Desert ecologist Mostafa Saleh believes that authorities should focus more on eco-tourism in their efforts to ensure a future for Egyptians.

“The value of an oasis as an attraction can bring in more money than 4,000 acres of rice fields…and it’s certainly more sustainable,” he says.

“Rather than produce something that you can obtain for one hundredth of the cost elsewhere, we should use this water, which is a very valuable commodity, to maximize the revenue for the people of Egypt,” adds Saleh, who has conducted feasibility studies for Egypt’s Tourism Authority on the value of land reclamation schemes compared to that of eco-tourism projects.

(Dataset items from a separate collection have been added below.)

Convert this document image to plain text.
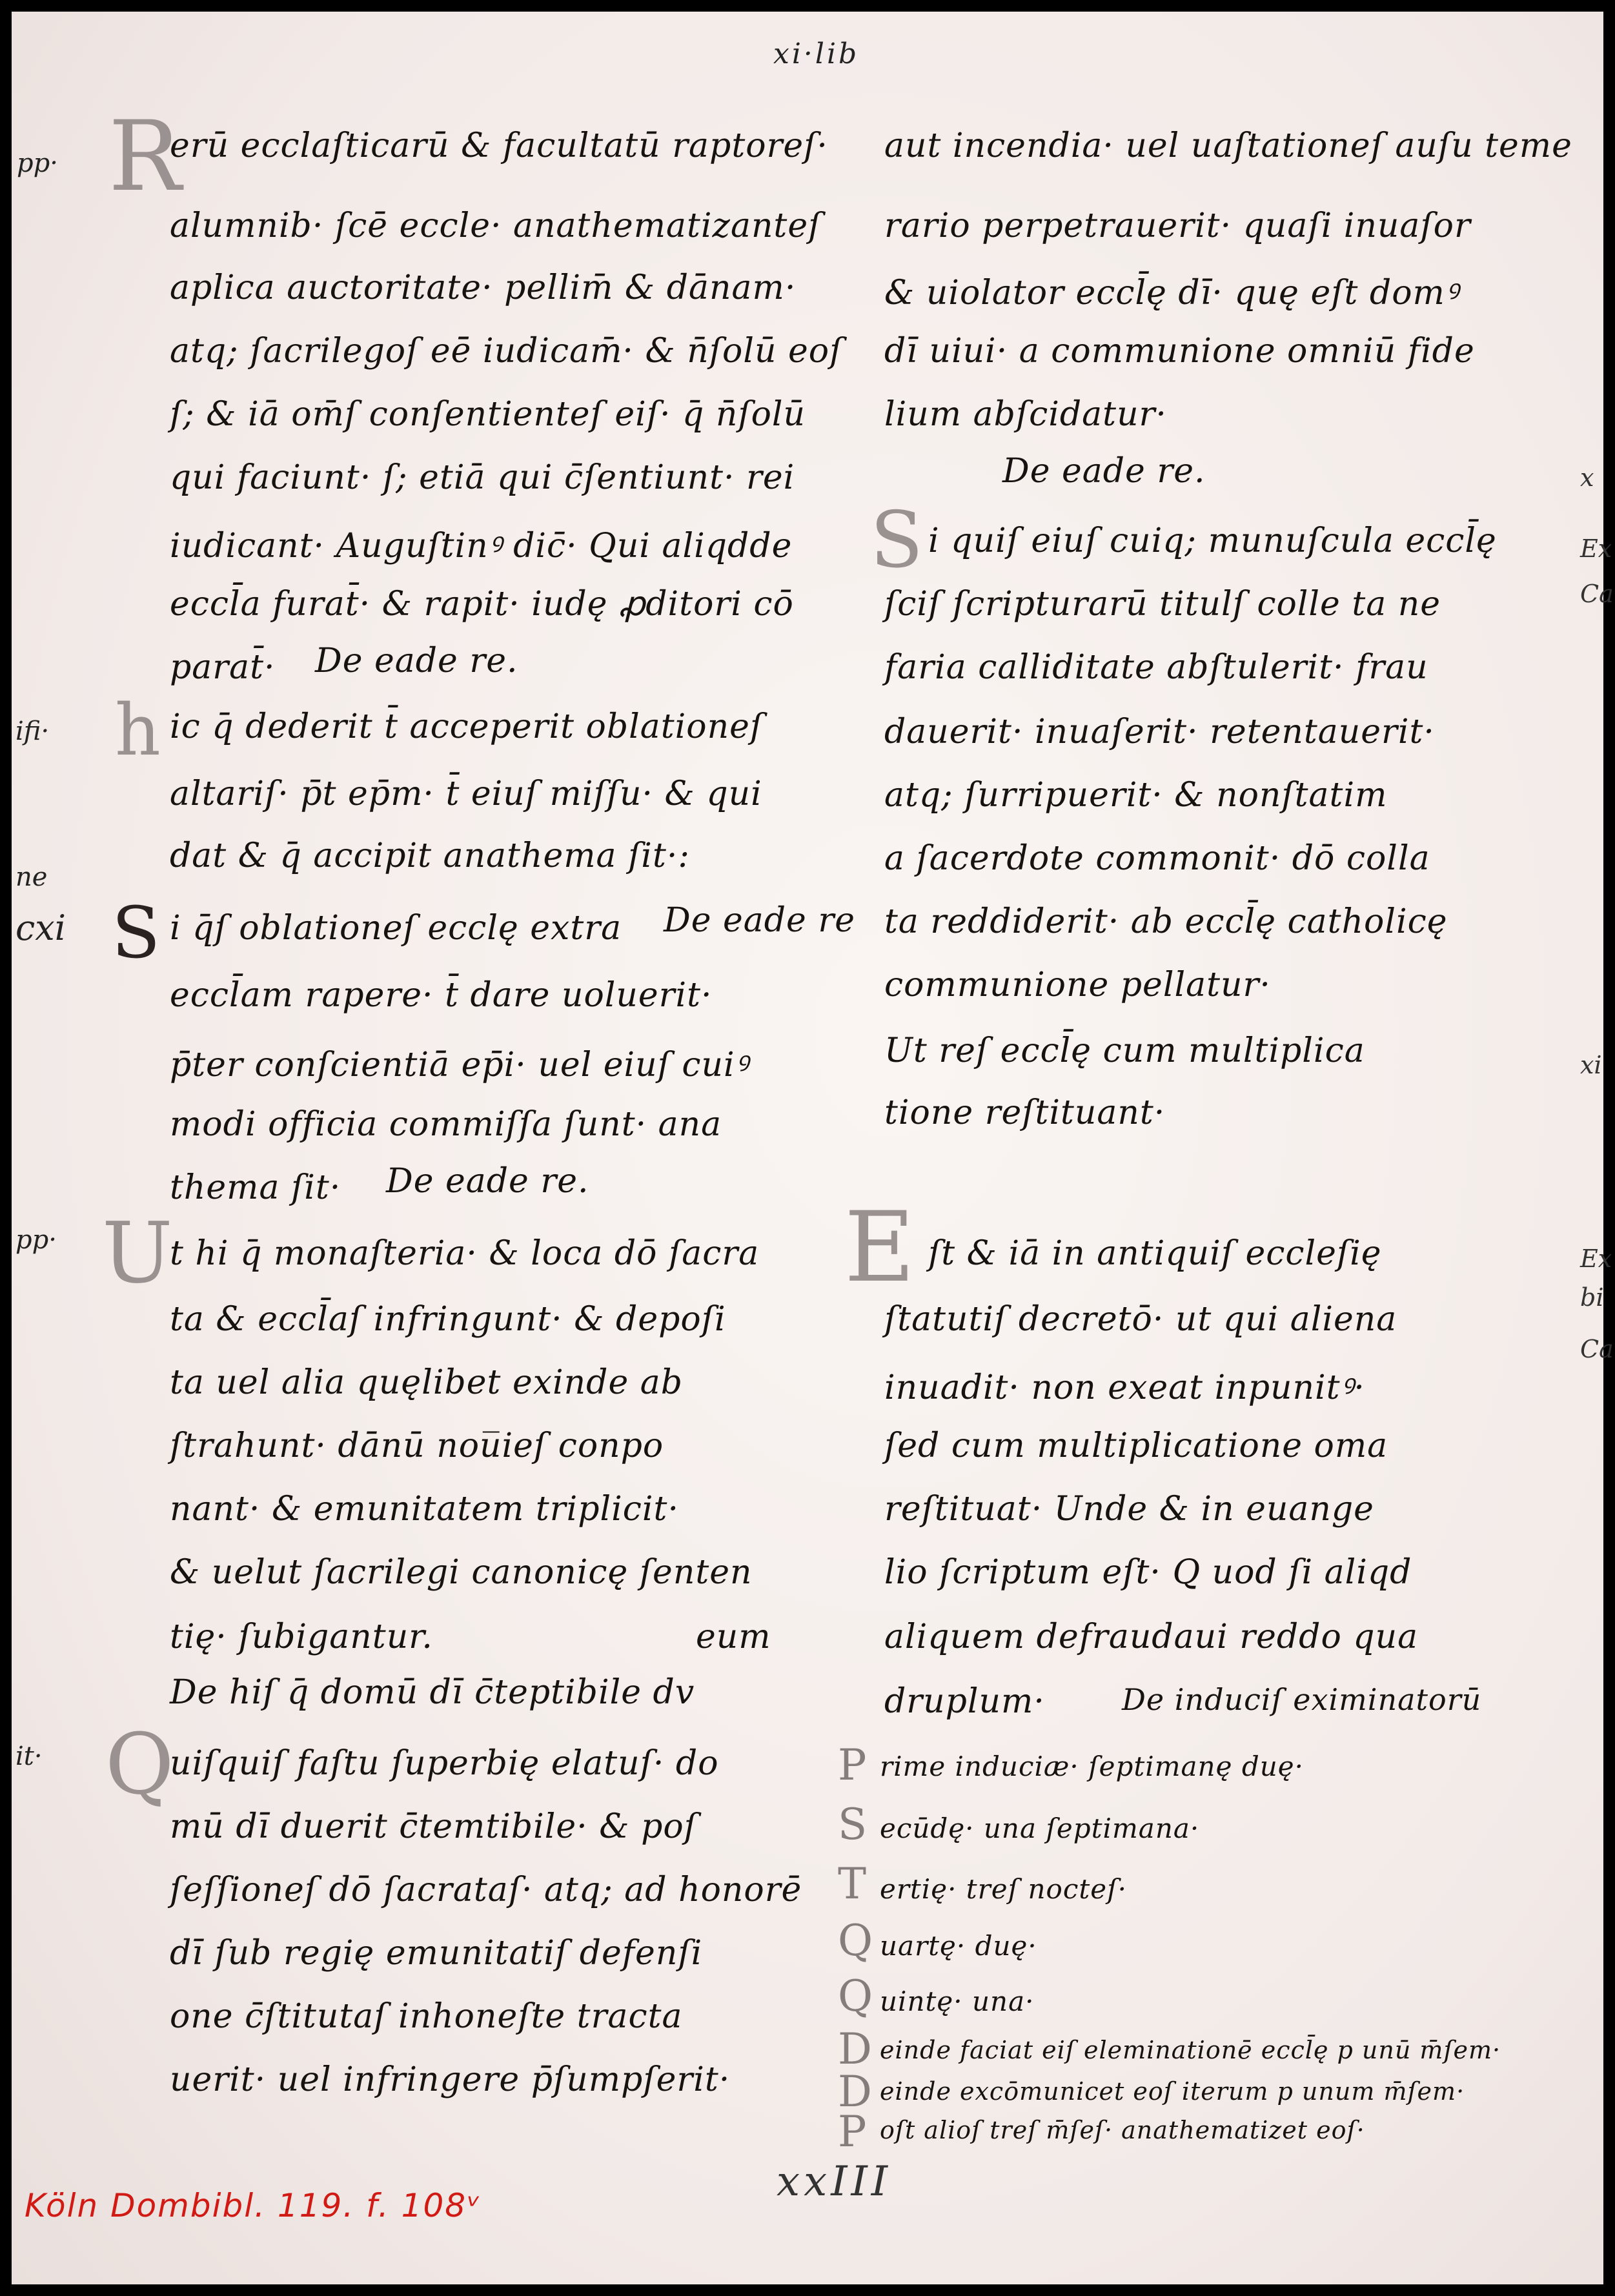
xi·lib
pp·
ifi·
ne
cxi
pp·
it·
x
Ex
Ca
xi
Ex
bi
Ca
R
erū ecclaſticarū & facultatū raptoreſ·
alumnib· ſcē eccle· anathematizanteſ
aplica auctoritate· pellim̄ & dānam·
atq; ſacrilegoſ eē̄ iudicam̄· & n̄ſolū eoſ
ſ; & iā om̄ſ conſentienteſ eiſ· q̄ n̄ſolū
qui faciunt· ſ; etiā qui c̄ſentiunt· rei
iudicant· Auguſtinꝰ dic̄· Qui aliqdde
eccl̄a furat̄· & rapit· iudę ꝓditori cō
parat̄· De eade re.
h ic q̄ dederit t̄ acceperit oblationeſ
altariſ· p̄t ep̄m· t̄ eiuſ miſſu· & qui
dat & q̄ accipit anathema ſit·:
S i q̄ſ oblationeſ ecclę extra De eade re
eccl̄am rapere· t̄ dare uoluerit·
p̄ter conſcientiā ep̄i· uel eiuſ cuiꝰ
modi officia commiſſa ſunt· ana
thema ſit· De eade re.
U
t hi q̄ monaſteria· & loca dō ſacra
ta & eccl̄aſ infringunt· & depoſi
ta uel alia quęlibet exinde ab
ſtrahunt· dānū nou̅ieſ conpo
nant· & emunitatem triplicit·
& uelut ſacrilegi canonicę ſenten
tię· ſubigantur.	eum
De hiſ q̄ domū dī c̄teptibile dv
Q
uiſquiſ faſtu ſuperbię elatuſ· do
mū dī duerit c̄temtibile· & poſ
ſeſſioneſ dō ſacrataſ· atq; ad honorē
dī ſub regię emunitatiſ defenſi
one c̄ſtitutaſ inhoneſte tracta
uerit· uel infringere p̄ſumpſerit·
aut incendia· uel uaſtationeſ auſu teme
rario perpetrauerit· quaſi inuaſor
& uiolator eccl̄ę dī· quę eſt domꝰ
dī uiui· a communione omniū fide
lium abſcidatur·
De eade re.
S i quiſ eiuſ cuiq; munuſcula eccl̄ę
ſciſ ſcripturarū titulſ colle ta ne
faria calliditate abſtulerit· frau
dauerit· inuaſerit· retentauerit·
atq; ſurripuerit· & nonſtatim
a ſacerdote commonit· dō colla
ta reddiderit· ab eccl̄ę catholicę
communione pellatur·
Ut reſ eccl̄ę cum multiplica
tione reſtituant·
E ſt & iā in antiquiſ eccleſię
ſtatutiſ decretō· ut qui aliena
inuadit· non exeat inpunitꝰ·
ſed cum multiplicatione oma
reſtituat· Unde & in euange
lio ſcriptum eſt· Q uod ſi aliqd
aliquem defraudaui reddo qua
druplum·	De induciſ eximinatorū
P rime induciæ· ſeptimanę duę·
S ecūdę· una ſeptimana·
T ertię· treſ nocteſ·
Q uartę· duę·
Q uintę· una·
D einde faciat eiſ eleminationē eccl̄ę p unū m̄ſem·
D einde excōmunicet eoſ iterum p unum m̄ſem·
P oſt alioſ treſ m̄ſeſ· anathematizet eoſ·
xxIII
Köln Dombibl. 119. f. 108ᵛ
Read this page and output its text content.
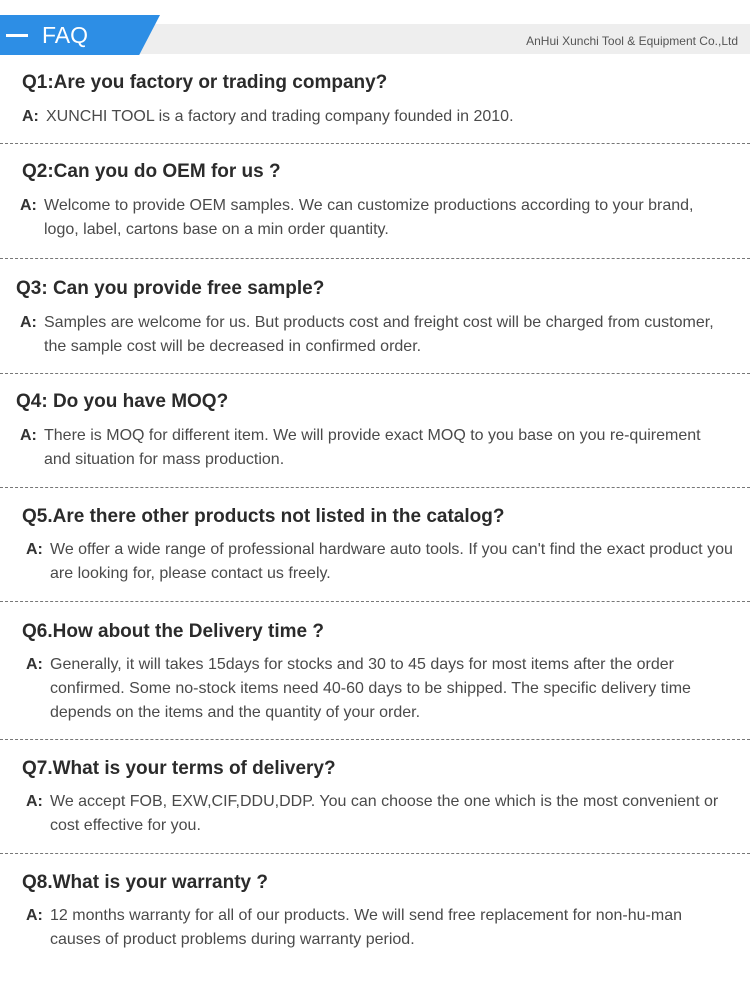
FAQ	AnHui Xunchi Tool & Equipment Co.,Ltd
Q1:Are you factory or trading company?
A: XUNCHI TOOL is a factory and trading company founded in 2010.
Q2:Can you do OEM for us ?
A: Welcome to provide OEM samples. We can customize productions according to your brand, logo, label, cartons base on a min order quantity.
Q3: Can you provide free sample?
A: Samples are welcome for us. But products cost and freight cost will be charged from customer, the sample cost will be decreased in confirmed order.
Q4: Do you have MOQ?
A: There is MOQ for different item. We will provide exact MOQ to you base on you re-quirement and situation for mass production.
Q5.Are there other products not listed in the catalog?
A: We offer a wide range of professional hardware auto tools. If you can't find the exact product you are looking for, please contact us freely.
Q6.How about the Delivery time ?
A: Generally, it will takes 15days for stocks and 30 to 45 days for most items after the order confirmed. Some no-stock items need 40-60 days to be shipped. The specific delivery time depends on the items and the quantity of your order.
Q7.What is your terms of delivery?
A: We accept FOB, EXW,CIF,DDU,DDP. You can choose the one which is the most convenient or cost effective for you.
Q8.What is your warranty ?
A: 12 months warranty for all of our products. We will send free replacement for non-hu-man causes of product problems during warranty period.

One of Egypt’s handful of eco-lodges, Adrere Amellal (“White Mountain” in the Berber language) in the western oasis of Siwa, has won international recognition for its sustainable practices. The lodge is the brainchild of Mounir Neamatalla – president of an Egyptian consulting firm, Environmental Quality International – who labels efforts to reclaim the desert a “huge transgression” in resource management.

“We consider the desert the enemy that we somehow have to fight. But instead of conquering the desert, we should ask ourselves how we can live in harmony with it. Instead of greening the desert, let’s enjoy the desert as it is. There’s enormous economic value in the desert without water.”

It seems Adrere Amellal’s conscientious approach to desert living has had a domino effect in the Siwa community. Local authorities recently decided to scale back a land reclamation project from 250,000 acres to 25,000 acres, a development hailed by Neamatalla as “better late than never”.

For the moment, however, Toshka appears to be moving ahead, irrespective of environmental and economic concerns.

When he first approved the project a decade ago, Mubarak stood on the banks of Lake Nasser and described the initiative as ushering in “the era we finally move out of the narrow confines of the Nile Valley”.

But, those confines may prove to be even more difficult to escape than previously thought.

* This story is part of a series of features on sustainable development by IPS – Inter Press Service – and IFEJ, the International Federation of Environmental Journalists.